The first was the support of Peter Thiel, the billionaire founder of PayPal and Palantir, who has poured millions into Vance’s campaign. Thiel has also thrown his support behind Blake Masters, who is running to be the Republican nominee for an Arizona Senate seat; that primary will take place in August. Whether Thiel is simply supporting people with whom he already has relationships or trying to exert ideological influence has been the subject of much debate. But Thiel’s support for Vance is not his first foray into politics. In 2016 he donated $1m to Donald Trump’s campaign.
That brings us to the other factor behind Vance’s success: Trump. Though Vance was highly critical of Trump in 2016, he later flipped, wholeheartedly embracing the “Make America Great Again” and “America First” ethos. And it was Vance — not Mandel, who was early to board the Trump train — who won the former president’s highly coveted endorsement (and, following the endorsement, an additional $3.5m from Thiel).
Before Trump’s show of support Vance was not polling at the head of the pack. Afterwards he pulled ahead and went into the election with a slim lead. Trump, at a rally the weekend before the election, did refer to Vance as “JD Mandel”, and said of the Republican candidates, “I actually like all of them”. Yet even a half-hearted Trump endorsement seemed to be enough to see Vance through.
“Like some others, JD Vance may have said some not so great things about me in the past, but he gets it now, and I have seen that in spades,” Trump said in his statement, which he released in mid-April. “He is our best chance for victory in what could be a very tough race.”
That’s not to say that Thiel’s backing was irrelevant. Given Trump’s pre-existing relationship with Thiel, it surely played at least some role in the former president’s decision to endorse Vance. Yet it’s telling that Thiel’s support alone was not enough to push Vance to the front of the line. Trump’s endorsement was.

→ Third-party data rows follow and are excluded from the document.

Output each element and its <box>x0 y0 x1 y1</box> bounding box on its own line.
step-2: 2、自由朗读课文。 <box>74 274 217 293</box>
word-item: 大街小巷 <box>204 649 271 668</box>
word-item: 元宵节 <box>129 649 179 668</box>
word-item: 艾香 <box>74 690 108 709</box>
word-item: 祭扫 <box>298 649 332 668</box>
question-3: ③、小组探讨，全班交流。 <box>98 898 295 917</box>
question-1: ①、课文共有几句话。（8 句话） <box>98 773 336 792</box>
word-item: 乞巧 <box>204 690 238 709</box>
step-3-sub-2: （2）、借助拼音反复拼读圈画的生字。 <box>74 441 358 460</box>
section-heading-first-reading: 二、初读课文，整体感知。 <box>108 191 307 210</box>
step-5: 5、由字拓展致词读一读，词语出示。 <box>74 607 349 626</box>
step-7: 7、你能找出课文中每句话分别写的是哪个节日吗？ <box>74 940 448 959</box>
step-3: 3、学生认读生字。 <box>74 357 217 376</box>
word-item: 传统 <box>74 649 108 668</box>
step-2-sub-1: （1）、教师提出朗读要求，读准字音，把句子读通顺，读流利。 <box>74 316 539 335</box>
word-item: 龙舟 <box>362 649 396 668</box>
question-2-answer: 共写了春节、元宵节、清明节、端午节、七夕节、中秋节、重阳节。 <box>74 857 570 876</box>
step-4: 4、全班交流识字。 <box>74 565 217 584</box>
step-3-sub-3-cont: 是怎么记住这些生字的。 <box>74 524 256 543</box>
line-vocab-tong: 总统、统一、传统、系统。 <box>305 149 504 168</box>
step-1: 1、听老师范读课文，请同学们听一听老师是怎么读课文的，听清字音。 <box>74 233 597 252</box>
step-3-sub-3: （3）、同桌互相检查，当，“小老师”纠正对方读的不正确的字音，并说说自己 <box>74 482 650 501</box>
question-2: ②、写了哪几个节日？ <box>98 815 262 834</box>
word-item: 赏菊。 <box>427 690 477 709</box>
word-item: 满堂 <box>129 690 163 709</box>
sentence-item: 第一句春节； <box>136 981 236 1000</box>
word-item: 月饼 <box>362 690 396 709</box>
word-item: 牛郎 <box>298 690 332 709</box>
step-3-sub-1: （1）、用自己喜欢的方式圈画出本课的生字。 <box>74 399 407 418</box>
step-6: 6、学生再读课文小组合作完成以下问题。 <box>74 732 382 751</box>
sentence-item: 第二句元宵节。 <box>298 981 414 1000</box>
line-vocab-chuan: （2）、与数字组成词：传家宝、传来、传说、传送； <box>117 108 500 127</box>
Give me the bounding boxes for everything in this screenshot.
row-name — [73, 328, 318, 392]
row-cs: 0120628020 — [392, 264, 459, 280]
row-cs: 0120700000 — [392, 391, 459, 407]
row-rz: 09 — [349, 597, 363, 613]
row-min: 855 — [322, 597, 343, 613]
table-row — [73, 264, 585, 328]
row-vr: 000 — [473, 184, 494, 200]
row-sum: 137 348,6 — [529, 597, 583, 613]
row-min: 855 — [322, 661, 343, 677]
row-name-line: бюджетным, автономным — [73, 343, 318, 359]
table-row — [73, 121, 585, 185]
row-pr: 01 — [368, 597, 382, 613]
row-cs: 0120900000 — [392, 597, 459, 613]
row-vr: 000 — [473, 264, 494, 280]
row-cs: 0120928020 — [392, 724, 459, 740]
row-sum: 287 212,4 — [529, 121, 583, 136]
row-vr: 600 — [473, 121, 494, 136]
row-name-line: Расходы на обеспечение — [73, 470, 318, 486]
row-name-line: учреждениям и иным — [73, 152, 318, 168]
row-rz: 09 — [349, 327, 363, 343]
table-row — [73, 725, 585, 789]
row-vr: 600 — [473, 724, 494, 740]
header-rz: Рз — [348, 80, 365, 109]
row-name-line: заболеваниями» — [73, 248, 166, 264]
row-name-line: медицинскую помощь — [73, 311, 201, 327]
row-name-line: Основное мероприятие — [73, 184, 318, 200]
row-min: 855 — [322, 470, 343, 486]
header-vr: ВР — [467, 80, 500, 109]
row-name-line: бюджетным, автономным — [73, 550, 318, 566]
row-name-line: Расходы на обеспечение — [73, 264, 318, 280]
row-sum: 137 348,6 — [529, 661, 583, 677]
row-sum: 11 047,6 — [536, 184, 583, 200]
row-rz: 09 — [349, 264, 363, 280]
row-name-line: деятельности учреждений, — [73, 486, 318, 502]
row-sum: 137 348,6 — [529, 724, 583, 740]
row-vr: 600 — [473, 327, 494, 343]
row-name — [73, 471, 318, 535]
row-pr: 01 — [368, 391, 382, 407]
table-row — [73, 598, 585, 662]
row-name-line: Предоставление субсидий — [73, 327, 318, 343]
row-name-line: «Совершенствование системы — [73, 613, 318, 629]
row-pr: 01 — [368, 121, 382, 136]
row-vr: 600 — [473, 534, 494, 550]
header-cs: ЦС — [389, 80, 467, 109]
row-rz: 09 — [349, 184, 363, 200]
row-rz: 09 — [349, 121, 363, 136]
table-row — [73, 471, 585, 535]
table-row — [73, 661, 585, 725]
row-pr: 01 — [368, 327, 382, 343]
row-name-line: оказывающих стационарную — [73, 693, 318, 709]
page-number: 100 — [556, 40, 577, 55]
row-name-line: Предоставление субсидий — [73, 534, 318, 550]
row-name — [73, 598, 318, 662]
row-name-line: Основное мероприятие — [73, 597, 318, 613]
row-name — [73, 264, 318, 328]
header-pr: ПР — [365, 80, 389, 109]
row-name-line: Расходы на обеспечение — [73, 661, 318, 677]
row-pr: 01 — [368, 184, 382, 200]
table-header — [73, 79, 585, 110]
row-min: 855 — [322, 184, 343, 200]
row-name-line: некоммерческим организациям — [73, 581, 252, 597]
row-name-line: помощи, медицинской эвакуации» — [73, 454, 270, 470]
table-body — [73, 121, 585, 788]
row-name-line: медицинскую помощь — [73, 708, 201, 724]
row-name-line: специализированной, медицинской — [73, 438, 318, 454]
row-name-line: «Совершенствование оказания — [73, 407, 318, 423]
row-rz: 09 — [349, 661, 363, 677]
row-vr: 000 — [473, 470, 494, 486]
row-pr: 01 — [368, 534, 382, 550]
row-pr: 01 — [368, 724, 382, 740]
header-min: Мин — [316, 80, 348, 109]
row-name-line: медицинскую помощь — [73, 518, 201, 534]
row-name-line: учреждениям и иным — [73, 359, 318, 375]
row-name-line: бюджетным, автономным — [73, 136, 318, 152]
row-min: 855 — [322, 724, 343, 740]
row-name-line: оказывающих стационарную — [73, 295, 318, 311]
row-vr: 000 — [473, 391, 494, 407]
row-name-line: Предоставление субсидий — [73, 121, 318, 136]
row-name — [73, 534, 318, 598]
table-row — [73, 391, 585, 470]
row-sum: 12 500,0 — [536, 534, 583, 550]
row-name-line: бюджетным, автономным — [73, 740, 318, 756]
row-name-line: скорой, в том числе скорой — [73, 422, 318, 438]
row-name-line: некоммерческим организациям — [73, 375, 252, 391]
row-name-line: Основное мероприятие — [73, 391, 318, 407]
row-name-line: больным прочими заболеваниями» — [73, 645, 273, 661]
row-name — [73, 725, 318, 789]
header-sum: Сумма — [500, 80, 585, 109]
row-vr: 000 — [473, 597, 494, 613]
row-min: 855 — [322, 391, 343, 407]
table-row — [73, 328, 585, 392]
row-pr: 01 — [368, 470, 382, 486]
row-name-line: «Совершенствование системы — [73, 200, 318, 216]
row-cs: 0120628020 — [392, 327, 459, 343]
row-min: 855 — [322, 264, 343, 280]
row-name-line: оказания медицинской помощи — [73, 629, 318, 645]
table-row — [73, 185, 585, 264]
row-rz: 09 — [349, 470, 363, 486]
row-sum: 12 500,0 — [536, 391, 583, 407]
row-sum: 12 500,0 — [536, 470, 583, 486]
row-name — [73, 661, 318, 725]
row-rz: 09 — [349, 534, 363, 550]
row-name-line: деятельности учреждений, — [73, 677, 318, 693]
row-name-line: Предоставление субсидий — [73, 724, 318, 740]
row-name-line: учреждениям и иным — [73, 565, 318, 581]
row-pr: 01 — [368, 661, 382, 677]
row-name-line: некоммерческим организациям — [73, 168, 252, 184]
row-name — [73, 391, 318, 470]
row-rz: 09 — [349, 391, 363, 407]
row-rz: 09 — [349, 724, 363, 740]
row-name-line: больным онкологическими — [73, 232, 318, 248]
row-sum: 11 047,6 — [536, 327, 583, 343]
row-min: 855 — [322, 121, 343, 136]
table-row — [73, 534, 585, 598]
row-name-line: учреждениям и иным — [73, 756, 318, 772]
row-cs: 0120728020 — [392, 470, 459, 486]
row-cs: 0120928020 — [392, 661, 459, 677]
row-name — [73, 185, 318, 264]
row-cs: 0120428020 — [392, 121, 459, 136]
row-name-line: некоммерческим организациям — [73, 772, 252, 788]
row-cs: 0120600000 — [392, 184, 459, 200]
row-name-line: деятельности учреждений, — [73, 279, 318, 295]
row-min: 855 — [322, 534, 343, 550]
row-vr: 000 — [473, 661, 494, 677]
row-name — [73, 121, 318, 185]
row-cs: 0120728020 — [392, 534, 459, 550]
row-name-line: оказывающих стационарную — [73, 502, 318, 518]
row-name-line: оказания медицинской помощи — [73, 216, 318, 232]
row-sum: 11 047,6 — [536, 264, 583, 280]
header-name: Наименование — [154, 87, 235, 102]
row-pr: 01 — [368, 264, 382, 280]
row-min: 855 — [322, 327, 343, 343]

Trump lost the 2020 presidential election. On 6 January 2021 he summoned his supporters to Washington DC, where they tried to stop the certification of the 2020 presidential election results. Some Democratic lawmakers have suggested that they have evidence that Trump was trying to stay in office illegally. Even today, Trump insists he won an election that all evidence shows he lost.
And he is still, bar none, the most important, influential person in the Republican Party. Vance won the primary, but this was Trump’s victory.